Bryan knew she had a good chance to win the prize. As one of only a dozen sweepstakes finalists in the Toyota Trucks All-Star Fan Favorites contest, her odds were 1 in 12. But the outcome wasn’t left to chance. Because each fan finalist was randomly paired with one of the 12 All-Star pros, the pros’ performance determined who won the boat. Her draw was Ott DeFoe, an Elite Series rookie from Knoxville, Tenn.

Bryan had entered the sweepstakes at Bassmaster.com when she registered and voted for her favorite pros to be included in All-Star Week. She didn’t vote for DeFoe because he wasn’t on the ballot; the rookie was already in as one of the Top 8 points qualifiers. Her mission was to vote for Clark Reehm, an Elite Series pro she sponsors through her business, Old River Lure Co., a small manufacturer of spinnerbaits and tungsten weights.

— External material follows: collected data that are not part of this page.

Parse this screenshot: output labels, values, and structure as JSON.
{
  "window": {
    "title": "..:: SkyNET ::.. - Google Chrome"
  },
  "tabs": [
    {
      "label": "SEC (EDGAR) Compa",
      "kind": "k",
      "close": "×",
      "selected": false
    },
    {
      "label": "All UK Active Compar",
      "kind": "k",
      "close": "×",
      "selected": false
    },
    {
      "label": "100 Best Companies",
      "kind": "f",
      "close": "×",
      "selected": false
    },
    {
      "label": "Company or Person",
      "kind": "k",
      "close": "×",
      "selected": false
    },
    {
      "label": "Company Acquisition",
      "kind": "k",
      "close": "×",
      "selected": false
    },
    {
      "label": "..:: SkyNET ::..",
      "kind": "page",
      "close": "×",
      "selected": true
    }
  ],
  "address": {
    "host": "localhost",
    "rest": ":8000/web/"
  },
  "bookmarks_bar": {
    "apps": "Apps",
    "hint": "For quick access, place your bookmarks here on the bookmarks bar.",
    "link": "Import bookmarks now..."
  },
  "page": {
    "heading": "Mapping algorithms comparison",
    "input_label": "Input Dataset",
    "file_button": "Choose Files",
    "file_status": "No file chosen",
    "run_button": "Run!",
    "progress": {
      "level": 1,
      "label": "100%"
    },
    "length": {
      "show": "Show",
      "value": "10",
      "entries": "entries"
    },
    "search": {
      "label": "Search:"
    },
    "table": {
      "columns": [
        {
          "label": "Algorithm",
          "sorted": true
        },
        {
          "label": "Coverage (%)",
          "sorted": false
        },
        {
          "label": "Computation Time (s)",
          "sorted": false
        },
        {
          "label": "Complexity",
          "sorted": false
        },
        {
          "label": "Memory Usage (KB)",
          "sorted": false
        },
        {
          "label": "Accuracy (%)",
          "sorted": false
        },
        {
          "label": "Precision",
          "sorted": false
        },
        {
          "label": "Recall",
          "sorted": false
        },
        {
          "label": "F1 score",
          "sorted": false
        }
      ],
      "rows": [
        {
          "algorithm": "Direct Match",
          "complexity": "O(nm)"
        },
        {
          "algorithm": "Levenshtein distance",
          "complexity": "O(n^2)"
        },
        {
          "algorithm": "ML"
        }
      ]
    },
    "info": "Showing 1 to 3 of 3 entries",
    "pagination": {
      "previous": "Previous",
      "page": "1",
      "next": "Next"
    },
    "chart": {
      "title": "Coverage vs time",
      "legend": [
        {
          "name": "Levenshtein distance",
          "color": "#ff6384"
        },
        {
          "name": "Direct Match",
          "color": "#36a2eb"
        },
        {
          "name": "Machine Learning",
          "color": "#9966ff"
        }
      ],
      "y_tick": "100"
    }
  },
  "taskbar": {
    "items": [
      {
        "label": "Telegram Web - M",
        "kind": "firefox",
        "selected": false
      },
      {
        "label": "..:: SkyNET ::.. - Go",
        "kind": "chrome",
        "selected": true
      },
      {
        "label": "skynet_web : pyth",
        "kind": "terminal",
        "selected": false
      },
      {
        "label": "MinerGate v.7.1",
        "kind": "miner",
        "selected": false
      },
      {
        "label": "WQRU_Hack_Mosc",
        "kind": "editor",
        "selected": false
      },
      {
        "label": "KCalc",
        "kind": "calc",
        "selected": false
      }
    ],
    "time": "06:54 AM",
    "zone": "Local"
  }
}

A week or so later, while she was in New Mexico on a motorcycle trip with friends, B.A.S.S. contacted her to tell her she’d won the sweepstakes to be a fan finalist. Fortunately, she had packed her laptop, so she was able to follow DeFoe’s progress.

“Every day there was a weigh-in, I watched and kept up with him,” she said. “He got a little closer, and a little closer. It was very exciting to watch.”

Her plans to be at her second home in Orange Beach, Ala., last weekend meshed perfectly with the possibility she would have a reason to make a quick trip to Montgomery. When her odds increased on Sunday to 1 in 2, she made the 2 1/2-hour drive to Montgomery to see firsthand if a person she’d never met would be her ticket to a new boat.

From a front-row spot, she watched DeFoe eliminate his single remaining opponent, Edwin Evers, by 5 ounces. When DeFoe was declared the winner, she leapt from her chair, clapping and cheering as much for DeFoe as for herself.

“I was so happy for him. Afterward, I talked to him for just a split second, but it was so crazy, so many people were coming up to him, that we didn’t speak for very long. And I didn’t want to take away from his time in the spotlight,” she said.

Monday morning she sent him a congratulatory message and thank-you via Facebook. While she was logged in, she started to read the 50 to 60 messages waiting for her. Her phone rang repeatedly.

It seemed as if everyone, she said, now knows she’s the proud owner of a Triton 18XS bass boat with a Mercury 150 OptiMax engine.

She plans to put the rig to good use. She’ll likely take it out first on Bayou D’Arbonne, or the Ouachita or Red rivers, all close to her Louisiana home. She said she expects to enjoy sharing time on the new boat with her son and business partner, Chris Burnham, but she wouldn’t hand it over to him. He has his own boat, she pointed out, the one he uses when he competes in the Bassmaster Central Opens.

Bryan plans to wrap her new boat to help promote her business. She said that Reehm, who was a graphic designer before he turned full-time pro, offered to create the wrap for her.